The Superette

Henceforth bread will be authentically baked in the ‘Bokrijk Superette’, and the flour, leaven, salt, and water ingredients for the bread are all locally sourced. For this formula Bokrijk opted to join forces with the American Sarah Lemke and former 1-star chef Kobe Desramaults. They demonstrate that baking authentically using fresh, local, artisanal ingredients in a wood-fired oven, is still relevant today, and is far from outdated. With the numerous wood-fired ovens at Bokrijk’s disposal, the bar has been set high, thus endeavours are continually being made to produce the best wood-fired baked bread possible. Pivotal to this are expertise and craftmanship, paying particular attention to old techniques, albeit in a contemporary setting.

Within the Open-Air Museum the setting for the ‘Bokrijk Superette’ is Kilbers Farm from Meeuwen. The estate comprised a residential home with an archetypal loose-barn, along with a detatched barn and a baking house, dating from the 18th and 19th centuries.

Leavened bread

Leavened bread is where the dough is fermented by means of yeast and bacteria, also known as leaven. The bacteria produce acids, which give the bread its distinctive taste.  An experienced baker can temper the sour taste by adding, say, a fresh raising agent; such as will be the case in the ‘Bokrijk Superette’.

Besides the leavened bread (800 gr., leaven, rye and currant bread), a limited selection of biscuits will be on offer, based on available, local seasonal produce.  The ‘Superette’ is a bakery and will be open throughout the museum season.  From September onwards customers will be able to sign up for a ‘bread subscription’. This lets you order several loaves per week and collect them from your local trader.

The ‘Superette’ delivery van shall be deployed throughout the region, and as of 15 July will stand every day in the Bokrijk castle car park. Similarly, the ‘Superette’ delivery van will be at the ‘Boer op de Koer’ (Farmer in the courtyard)  in Genk, and at the ‘Marta Market’ in Hasselt. 

Restoration and contemporary architecture

The Kilbers Farm estate buildings have been erected by means of traditional workmanship. The house with a loose-barn, as well as the barn, have a thatched roof. The layout of the Superette was the guiding principle in the barn restoration. This was undertaken by an on-site Bokrijk team. Evidently knowledge of historic timber-framing and wood restoration techniques comprise an integral part of our own tradespeople’s expertise. More information about the barn restoration can be found here.

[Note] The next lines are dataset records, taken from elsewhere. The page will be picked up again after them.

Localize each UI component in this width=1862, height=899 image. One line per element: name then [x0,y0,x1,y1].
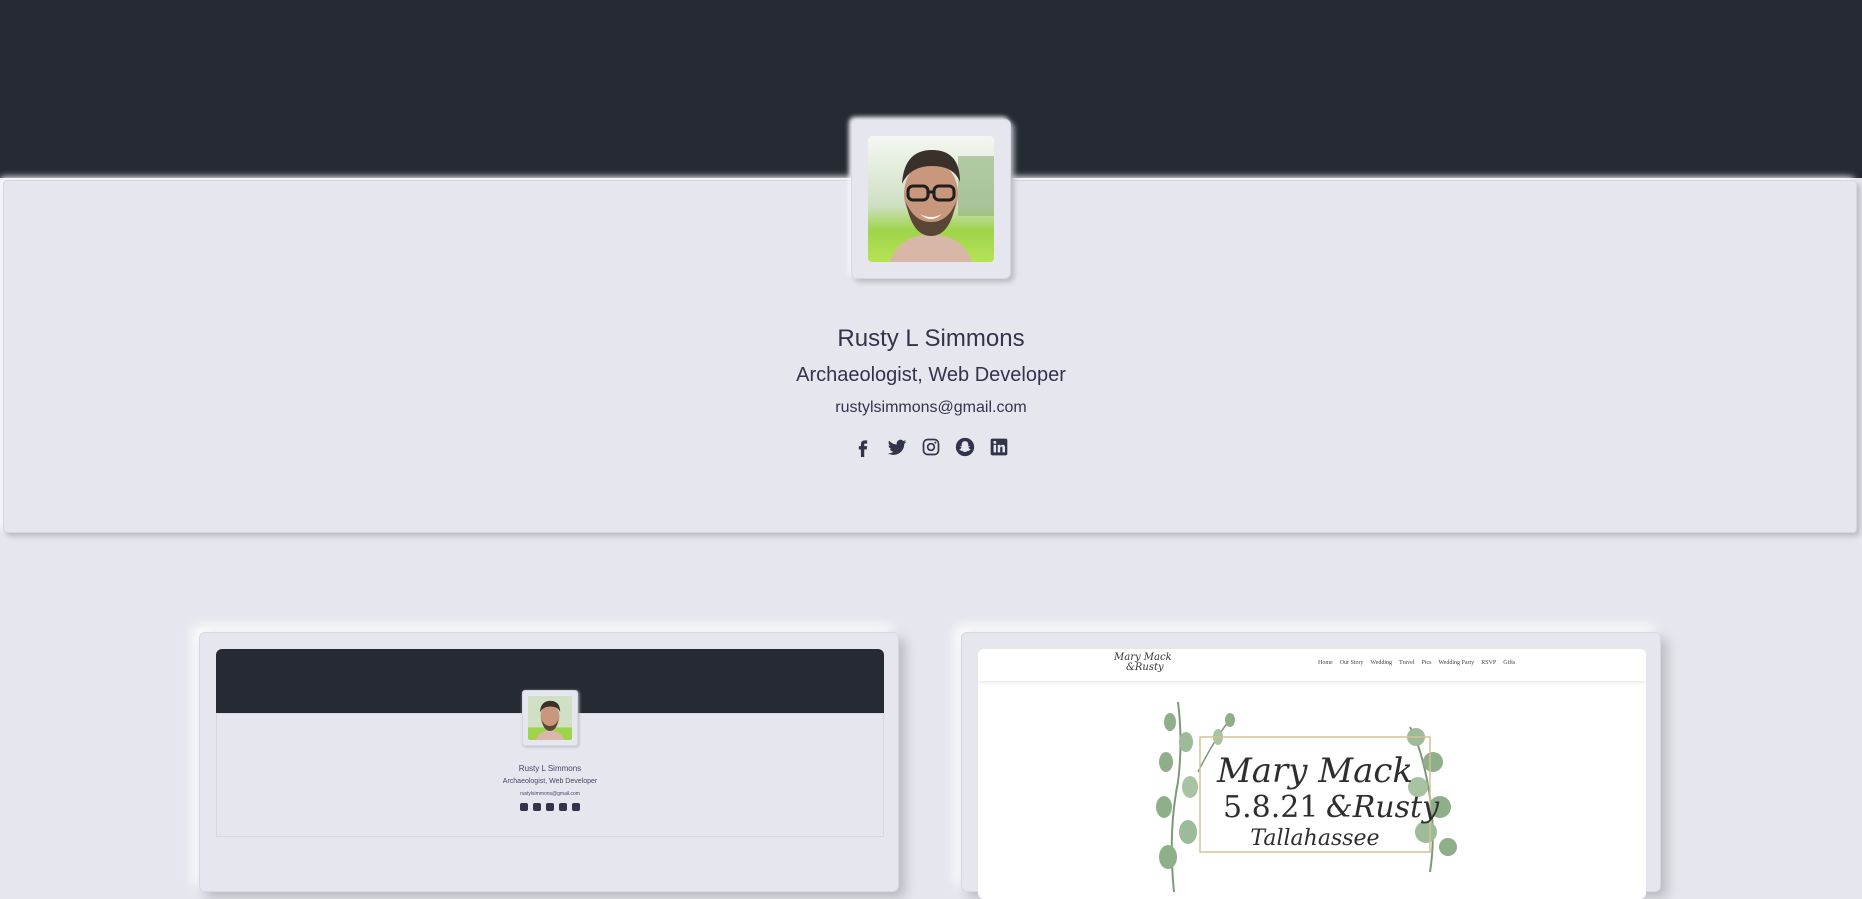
project-card-wedding[interactable]: Mary Mack &Rusty Home Our Story Wedding … [961,632,1661,899]
instagram-icon [546,803,554,811]
preview-hero-place: Tallahassee [1250,826,1379,851]
project-screenshot-portfolio: Rusty L Simmons Archaeologist, Web Devel… [216,649,884,899]
preview-nav-item: Home [1318,660,1333,666]
preview-hero-names-1: Mary Mack [1216,751,1413,791]
profile-name: Rusty L Simmons [837,325,1025,352]
preview-nav-links: Home Our Story Wedding Travel Pics Weddi… [1318,660,1515,666]
social-links [0,436,1862,458]
twitter-icon[interactable] [886,436,908,458]
preview-title: Archaeologist, Web Developer [502,778,598,785]
project-screenshot-wedding: Mary Mack &Rusty Home Our Story Wedding … [978,649,1646,899]
instagram-icon[interactable] [920,436,942,458]
profile-email-link[interactable]: rustylsimmons@gmail.com [0,399,1862,417]
preview-nav-item: Wedding [1370,660,1393,666]
preview-avatar [522,690,578,746]
preview-hero: Mary Mack 5.8.21 &Rusty Tallahassee [978,682,1646,899]
facebook-icon[interactable] [852,436,874,458]
profile-photo [868,136,994,262]
preview-logo: Mary Mack &Rusty [1114,652,1172,673]
preview-nav-item: Wedding Party [1438,660,1475,666]
preview-social-icons [216,803,884,811]
twitter-icon [533,803,541,811]
linkedin-icon [572,803,580,811]
snapchat-icon[interactable] [954,436,976,458]
preview-nav-item: Gifts [1503,660,1516,666]
project-card-portfolio[interactable]: Rusty L Simmons Archaeologist, Web Devel… [199,632,899,892]
preview-name: Rusty L Simmons [518,764,582,773]
preview-hero-date: 5.8.21 [1223,790,1318,825]
preview-nav-item: Travel [1399,660,1415,666]
preview-email: rustylsimmons@gmail.com [520,791,580,797]
preview-nav-item: Pics [1421,660,1432,666]
avatar [851,119,1011,279]
linkedin-icon[interactable] [988,436,1010,458]
preview-navbar: Mary Mack &Rusty Home Our Story Wedding … [978,649,1646,682]
preview-nav-item: Our Story [1339,660,1364,666]
preview-nav-item: RSVP [1481,660,1497,666]
snapchat-icon [559,803,567,811]
preview-hero-names-2: &Rusty [1326,790,1440,825]
facebook-icon [520,803,528,811]
profile-title: Archaeologist, Web Developer [796,364,1066,386]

The new architecture with a monumental chimney is a design devised by BC Architects. Their trademark is building with locally-sourced, sustainable materials. As a young Brussels agency they have already carried out considerable research and acquired vast knowledge of local materials and innovative building methods. Meanwhile they have also built up extensive practical experience in constructing with (adobe) soil in Ethiopia, Burundi, Morocco and Nigeria, and with loam in Belgium and France. For the Superette a loam counter is constructed, the interior walls are made from hemp limestone, and a chimney is built in local brick. The chimney adjoins the exterior of the barn, and two wood-fired ovens are in turn affixed to that: one contemporary wood-fired oven for production purposes, and one authentic wood-fired oven for demonstration purposes. The difference being that in the authentic wood-fired oven stoking and baking occurs in a single space. With the contemporary oven these two functions are separated. Moreover, the heating in the bakery is recouped from the ovens.

Titbit – It’s not the oven that determines the bread’s flavour. The ovens do though lend a different texture to the crust. No steam is added, but the breads themselves create the steam they need. Breads baked in a wood-fired oven are instantly recognisable. The wood-fired oven technique truly makes you work with what you’ve got, and let your dough and oven work in perfect harmony. Without that synchronicity, delicious bread will elude you. Time and again, your fermentation, hydration and oven must be perfect.